Во всех трех романах финальное торжество героя обеспечивается вторжением вертикали трансцендентального измерения: Цинциннат Ц. уходит с места казни, перешагивая через ставшие вдруг картонными декорации, отстраняя «во много раз уменьшившихся» палачей и тюремщиков — «в ту сторону, где, судя по голосам, стояли существа, подобные ему». Мастер и Маргарита умирают в «уютном подвальчике», но с помощью Воланда оказываются за пределами времени — в «вечном приюте», где им предстоит наслаждаться покоем в тихом собственном доме между светом и тьмой в окружении тех, «кого ты любишь, кем ты интересуешься и кто тебя не встревожит». Наконец, у Пастернака стихи Юрия Живаго переживают и их творца, и его музу. Составляя последнюю главу романа, они отсылают ко многим ранее описанным в прозе сценам и деталям, тем самым зримо переписывая историю жизни героя заново, — можно предположить, для вечности. Кроме того, у Булгакова и Пастернака явственно актуализируется мифологическая модель смерти-воскресения — во-первых, в судьбе героев, во-вторых, в прямых аллюзиях на христианский миф. У Булгакова Мастер дарует свободу Понтию Пилату, который теперь вечно сможет беседовать, гуляя по лунной дорожке, с живым и невредимым Иешуа. В романе Пастернака значительную часть лирических стихотворений Юрия Живаго составляют произведения о смерти и воскресении Христа («Рождественская звезда», «Чудо», «Дурные дни», «Магдалина», «Гефсиманский сад»), — при том что вся глава воспроизводит сезонный цикл, начинаясь весной («Март», «Весенняя распутица», «На Страстной», «Белая ночь», «Весенняя распутица»), проходя через лето («Лето в городе», «Ветер», «Хмель», «Бабье лето»), осень («Осень», «Август») и зиму («Зимняя ночь», «Свидание», «Рождественская звезда») и завершаясь новой весной («Рассвет», «Земля») и Пасхой — а значит, и воскресением:
Таким образом, в «Мастере и Маргарите» и «Докторе Живаго» выход героя-писателя из истории одновременно понимается как переход в циклическую темпоральность мифа, складывающуюся из вечного возвращения
Смерть героя во всех этих романах оборачивается аналогией ритуальной смерти, имитирующей смерть сверхъестественного существа. «При этом смерть и посвящение становятся взаимозаменяемыми понятиями, и в результате можно сказать, что конкретная смерть уподобляется переходу в более высокое качество»[597]

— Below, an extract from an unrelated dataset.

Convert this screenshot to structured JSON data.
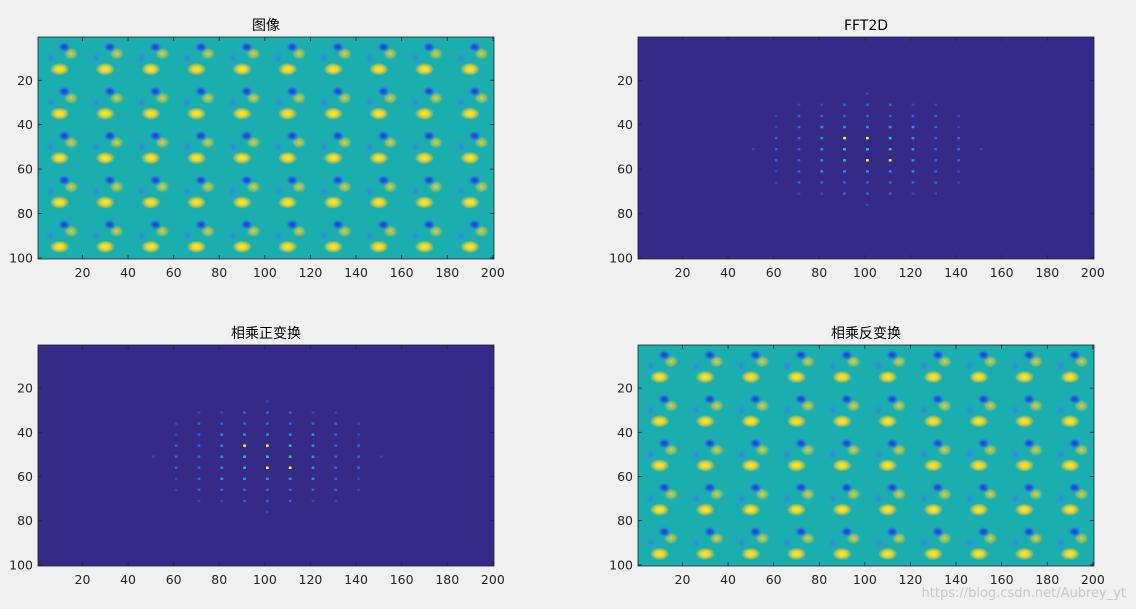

.Культурный смысл ритуала гибели и возрождения героя связан с желанием возродить время — или, иначе говоря, начать новый, настоящий или «нормальный» цикл истории. Это сознание характерно для культуры 1960-х годов, когда впервые был опубликован роман Булгакова; другие два романа тогда же стали известны через каналы самиздата и «тамиздата»: «Основная идея художников 60-х — это предположение, что имеется еще и другая история… Предположение, что наша жизнь должна быть сравниваема, соотнесена с этой большой историей — это основная убежденность неофициальных художников 60-х гг.»[598]
. Мыслимая, а вернее, воображаемая история в данном контексте предполагает возвращение к символическому порядку модерной или, шире, христианской цивилизации — как казалось в 1960-е годы и позже, разрушенной в России только вторжением советского хаоса, без вмешательства иных причин.